Pero un personaje así necesita un fuerte contrapunto, alguien que vaya tras sus huellas sin llegar a alcanzarle, la parte racional a todo el visceralismo del personaje de Coronado. Todo eso lo encontramos en el personaje de la jueza Chacón, un personaje de gran valía y que quizá cueste más apreciarlo ante la sombra del increíble protagonista, pero ni la película, ni este desalmado protagonista funcionarían igual de no haber un personaje como este detrás, y pese a que sólo se vean las caras una vez durante todo el metraje, puesto que no es necesario hacerlo más y a Urbizu no le gusta abusar de ello, este encuentro supone un colofón brutal para la cinta.
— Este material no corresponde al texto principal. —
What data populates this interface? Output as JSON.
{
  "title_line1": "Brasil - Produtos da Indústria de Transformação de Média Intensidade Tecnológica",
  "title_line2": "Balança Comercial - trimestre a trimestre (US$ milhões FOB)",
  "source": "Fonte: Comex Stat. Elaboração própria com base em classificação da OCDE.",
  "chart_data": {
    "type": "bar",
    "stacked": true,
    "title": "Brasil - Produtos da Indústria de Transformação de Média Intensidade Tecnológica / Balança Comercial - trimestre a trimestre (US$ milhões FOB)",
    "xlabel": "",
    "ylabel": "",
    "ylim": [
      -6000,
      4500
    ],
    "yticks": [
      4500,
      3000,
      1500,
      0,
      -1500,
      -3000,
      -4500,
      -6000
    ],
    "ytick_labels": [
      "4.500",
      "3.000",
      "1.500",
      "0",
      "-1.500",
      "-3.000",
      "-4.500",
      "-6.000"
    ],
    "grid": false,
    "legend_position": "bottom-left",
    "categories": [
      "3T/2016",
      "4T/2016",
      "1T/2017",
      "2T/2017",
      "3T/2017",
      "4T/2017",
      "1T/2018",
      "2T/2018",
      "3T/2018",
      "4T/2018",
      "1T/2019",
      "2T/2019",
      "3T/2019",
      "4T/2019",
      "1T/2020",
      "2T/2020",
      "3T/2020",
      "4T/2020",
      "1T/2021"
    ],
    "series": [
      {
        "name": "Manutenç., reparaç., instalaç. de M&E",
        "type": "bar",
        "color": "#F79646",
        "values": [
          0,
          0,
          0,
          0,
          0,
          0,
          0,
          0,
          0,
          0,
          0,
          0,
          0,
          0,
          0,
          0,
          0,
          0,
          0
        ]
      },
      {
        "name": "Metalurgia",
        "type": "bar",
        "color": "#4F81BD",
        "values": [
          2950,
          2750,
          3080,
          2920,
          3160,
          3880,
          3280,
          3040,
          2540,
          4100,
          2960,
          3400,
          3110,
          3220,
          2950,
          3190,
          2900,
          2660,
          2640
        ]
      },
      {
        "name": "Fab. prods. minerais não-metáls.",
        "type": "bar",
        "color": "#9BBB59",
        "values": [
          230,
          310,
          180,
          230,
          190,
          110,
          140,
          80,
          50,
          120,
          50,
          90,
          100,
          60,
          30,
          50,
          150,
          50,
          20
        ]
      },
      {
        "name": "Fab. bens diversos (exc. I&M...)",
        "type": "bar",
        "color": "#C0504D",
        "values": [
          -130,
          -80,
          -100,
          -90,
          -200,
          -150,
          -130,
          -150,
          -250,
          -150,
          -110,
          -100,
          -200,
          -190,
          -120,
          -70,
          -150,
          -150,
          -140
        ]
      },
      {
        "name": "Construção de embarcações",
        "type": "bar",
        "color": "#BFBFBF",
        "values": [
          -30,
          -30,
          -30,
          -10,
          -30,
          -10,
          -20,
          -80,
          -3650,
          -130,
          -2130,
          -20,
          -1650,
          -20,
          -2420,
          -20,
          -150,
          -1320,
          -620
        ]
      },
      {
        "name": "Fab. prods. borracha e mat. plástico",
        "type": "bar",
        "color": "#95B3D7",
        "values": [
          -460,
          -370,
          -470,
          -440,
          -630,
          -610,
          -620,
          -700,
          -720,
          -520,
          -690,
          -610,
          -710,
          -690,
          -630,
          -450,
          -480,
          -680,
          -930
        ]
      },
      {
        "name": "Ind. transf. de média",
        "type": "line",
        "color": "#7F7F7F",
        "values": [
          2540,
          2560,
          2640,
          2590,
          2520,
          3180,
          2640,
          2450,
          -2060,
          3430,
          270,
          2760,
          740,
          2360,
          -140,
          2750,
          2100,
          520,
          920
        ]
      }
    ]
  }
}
Esta es la tercera ocasión que Urbizu se junta junto a Coronado para realizar una película, primero como el brutal ex-policía Rafael Mazas en La caja 507 y después aquel misterioso tío Pedro en La vida de nadie, como su Santos Trinidad, estos personajes también arrastraban un enigmático pasado del cual se ofrecían pocos datos al espectador, y como Santos Trinidad también resultaban bastante cortos en palabras pero su presencia en pantalla era desgarradora. En esta ocasión además hay que sumarle por parte de Coronado una impresionante transformación física e incluso mental para adentrarse en las entrañas de este cabrón sin concesiones, que parece salido de un western, un trabajo que sin duda es el mejor de toda la carrera del actor de madrileño. Pero Coronado se ve secundado también por una extraordinaria Helena Miquel y un increíble trabajo por parte de todo aquel que aparece en la cinta, se nota que al realizador no le gusta dejar nada al azar, y cada pieza tiene que funcionar a la perfección y exprime al máximo por igual a sus protagonistas que a cualquier secundario que aparece en escena.

Enrique Urbizu se ha tomado su tiempo en preparar este nuevo proyecto, pero demuestra que aquellas dos películas que nos entrego a principio de la pasada década, tras volver de trabajar con Polansky, no eran mera casualidad, sino una merecida confirmación de una exquisita madurez narrativa y una sobriedad terrible a la hora de filmar, dos cosas que aquí vuelve a demostrar en un trabajo bastante redondo en el que no se limita solamente a contar una historia calculada al milímetro, sino que además sabe hacer al espectador participe de su juego. Un thriller redondo, dónde además el director nos deja algún plano fascinante como ese que cierra la película. Cine con mayúsculas, una película realmente fascinante y que además se permite contar con un protagonista que ya forma parte de la historia de nuestro cine.